Most news coverage of the Pope’s visit has focused on Catholic-Muslim relations, given the outrage in the Muslim world over a lecture in September in which Benedict quoted a medieval emperor who said Muhammad’s teachings contained “things only evil and inhuman.”
But most media coverage ignores one of the main reasons for the Pope’s visit: To strengthen relations between the Roman Catholic Church and Eastern churches that do not recognize the authority of the bishop of Rome. Benedict’s attitude toward these ancient churches could offer as many insights into his view of his role as any of his dealings with Muslims.
I commend both the Pope and the Turkish government for hosting him.
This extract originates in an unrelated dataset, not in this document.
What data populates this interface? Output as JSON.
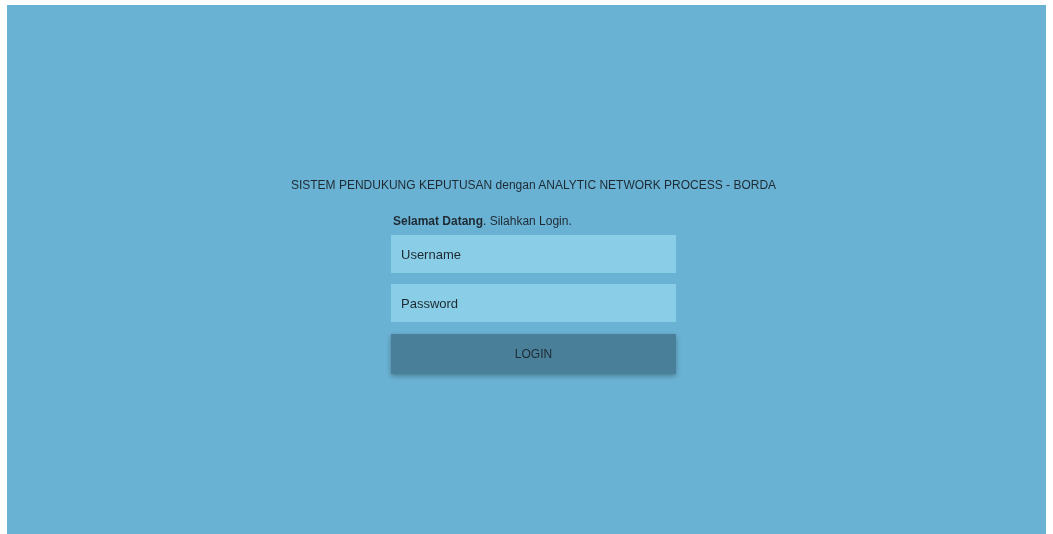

After having angered Muslims around the world with his comments two months ago, this is a great start for the Pope to build relations and encourage dialogue between Catholics and Muslims around the world. Pope Benedict’s role in promoting better interfaith relations may prove to be helpful for both Muslims and Catholics around the world.
During his visit, Pope Benedict has been emphasizing freedom of religion for minorities’ religions in Turkey. Honorable Pope, can you please ask the secular Turkish government to call for some freedom for the majority religion in Turkey as well?
Unquestionably the Pope knows that even his own religion is susceptible to user error and abuse; and surely he cannot believe, given Europe’s internecine wars of the 20th century, that violence is incapable of grounding itself in “rationality.”
I encourage the Pope to invite Muslims to consider the implications of their religious interpretations, surely he cannot believe that invoking the discredited dichotomy between “reason” and “revelation” will show the way out.
In fact those who proffer “problematic” interpretations of Islam (or Christianity or Judaism) are every bit as rational as their critics; they simply proceed on the basis of a different tradition or system of reason.
Maybe, at the end of the day the answer does not lie so much in reason as it does in those typically religious values of empathy, caring and community. Maybe through greater diffusion of these values we can arrive at a greater degree of mutual respect and avoid more of the undeniably predatory dimensions of human reason.
Now the question still remains of what the Church can do. First, offer alternatives to the hegemonic language that has undermined dialogue with Islam. By “violence” we could include humiliation, degradation and contempt; by “extremism” we could include gratuitous proscriptions of Muslim practices, i.e., what a woman chooses to wear on her head.
With in this in mind, I think Muslims and non-Muslims alike could and should embrace the value of combating “violence” and “extremism” instead of seeing these terms as crafty little tools used by the United States and the West to perpetuate its global privilege.